第二章:ルワンダ。あの虐殺の惨事から、どういう成長の軌跡をたどっているのかを追ったルポ。虐殺の被害に遭ったツチ族が再び経済界に戻ってきて躍進しているというのはある意味素晴らしいことなのだろうし、ここで紹介されている不動産王のキャラクターも大変興味深いのだが、今度は多数派フツ族が「虐待される」というおそれから難民化しているとか、げんなりする話も多い。安心してこの国の将来を語れる日は遠い。

三章は上記の通りで割愛。

第四章:タンザニア(金)、ボツワナ(ダイアモンド)の資源経済の話。どこかで聞いたような話でありきたりに思える。読み飛ばしてよい。

第五章:ハイパーインフレ後のジンバブエの話。米ドルを導入してインフレは収束したが、おこるべき大きな産業もなく、見通しは不透明。しかし、米ドルを導入して、公務員給料とか、そういうのはどうしているのだろうか。外貨稼ぐ手段もないだろうし。こういうトピックを扱うなら、興味本位で書くだけでなくてそういう基本的な疑問にも答えてほしいと思う。いまひとつ。

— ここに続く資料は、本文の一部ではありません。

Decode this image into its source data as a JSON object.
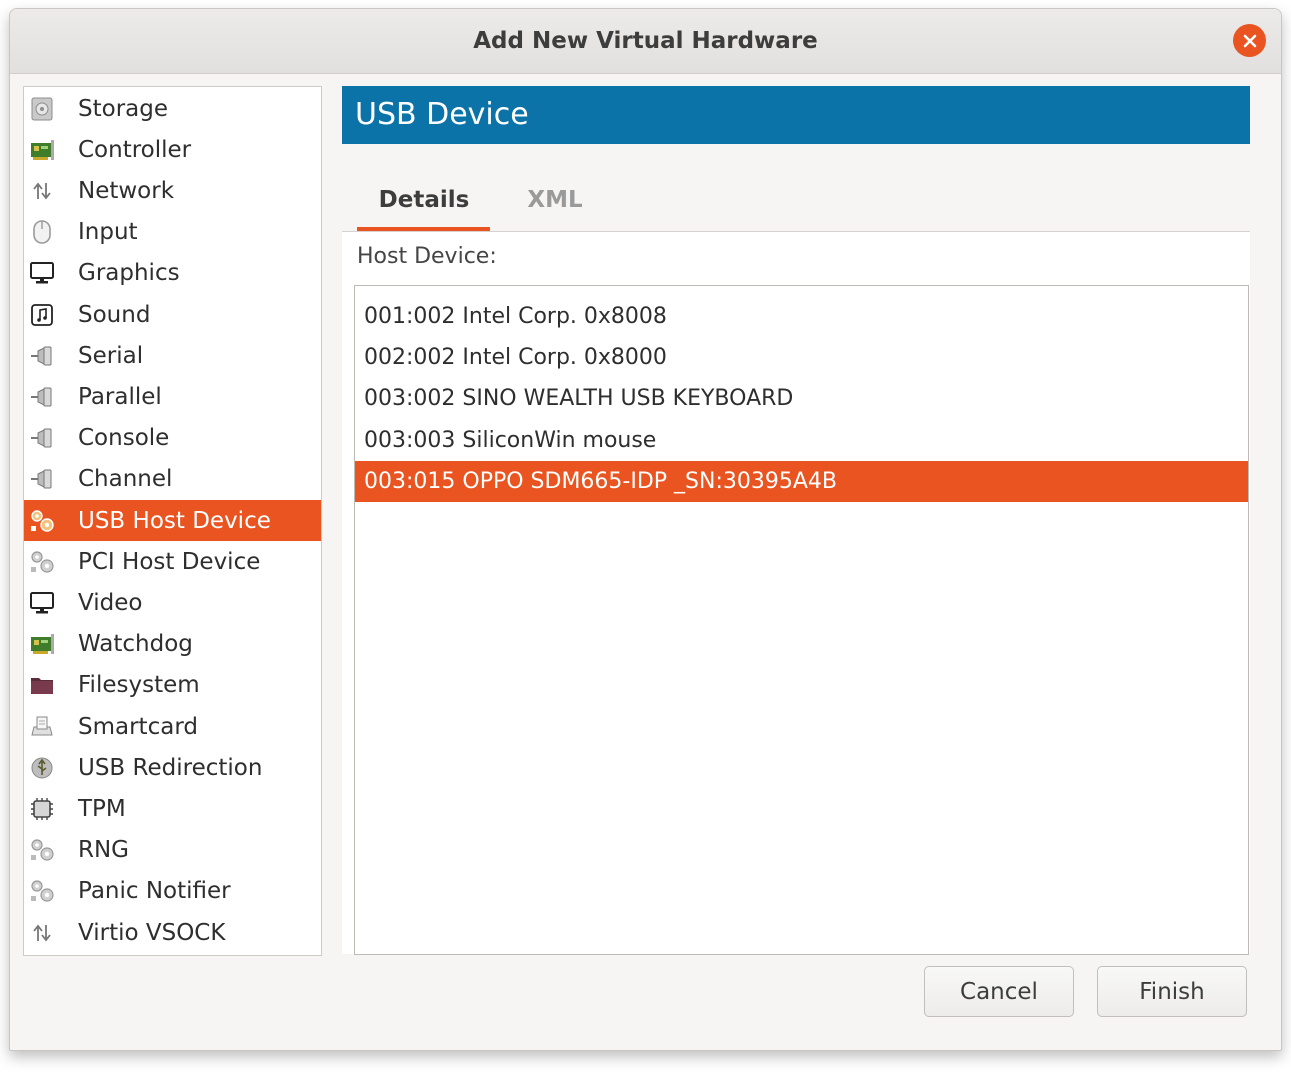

第六章:南アフリカ。「格差」を経済成長のドライブにする、という副題で、サブサハラ地域一番の経済大国である南アフリカに殺到する出稼ぎ労働者の日常を描いている。ワールドカップに(本書刊行はW杯前)かこつけてやたらポジティブトーンで通すのはどうかと思うが、地域の大国が近隣諸国に労働機会を与えているというのは大変よいことである。治安の問題はなかなか解決しないのだろうが、経済移民の交流から経済も平和も進展していくものと信じたい。

以上の6章。

早野透『田中角栄 - 戦後日本の悲しき自画像』

田中角栄 - 戦後日本の悲しき自画像 (中公新書)

田中角栄 - 戦後日本の悲しき自画像 (中公新書)

最近は戦後の道路行政について大変興味があって、この人についてもやっぱり知らないとなと。
著者は朝日新聞で田中角栄の番記者をやっていた人で、角栄には非常に思い入れがあるそうだ。全体的に見守る目線は温かく、取材対象に関する愛情・愛着を感じるし、実際に人物には相当惹かれるものがあったようだ。彼のとった政策、汚職疑惑についても、もろ手を挙げて賛成するわけではないが、時代の空気からやむを得ないことであったというトーンである。彼は高度成長に取り残される地方の声を代弁していた、と。だから、ロッキードの有罪判決が出たあとも20万票以上を集めて選挙で当選できたのだと(これはすごいことだと思う)。

この本を読むと、確かに角栄という政治家にあった魅力というものがよく分かる。情に篤い。分かりやすい。組織化がうまい。官僚をコントロールできる。今の政治家にないものがたくさんある。政治家に見習ってほしい。見習いたくもある。

政治主導の意図で議員立法をたくさんやったし、高度成長に取り残された地方に活気をもたらすために、利益誘導的な政治も行った。その時代はそれでよかったところもあるのだろうし、角栄がいて裏でその「誘導具合」をコントロールしていた面もあった。というか、角栄にしかコントロールできない仕組み(それは自民党総裁選びにしても利益誘導のやり方にしても)を作ってしまったことが彼の最大の罪であることが本書を読むと分かる。

角栄亡き今、その「後継者たち」、それは自民党の政治家(族議員たち)や予算を握っている官僚たちのことでが、その仕組みを都合よく解釈して、自己保身のために利用している。道路の問題にしても、社会保障の問題にしてもそうだろう。角栄は戦後すぐに当選して、「戦後」を終わらせた。角栄の作った仕組みを終わらせる政治家がそろそろ出てこないとならないのだろう。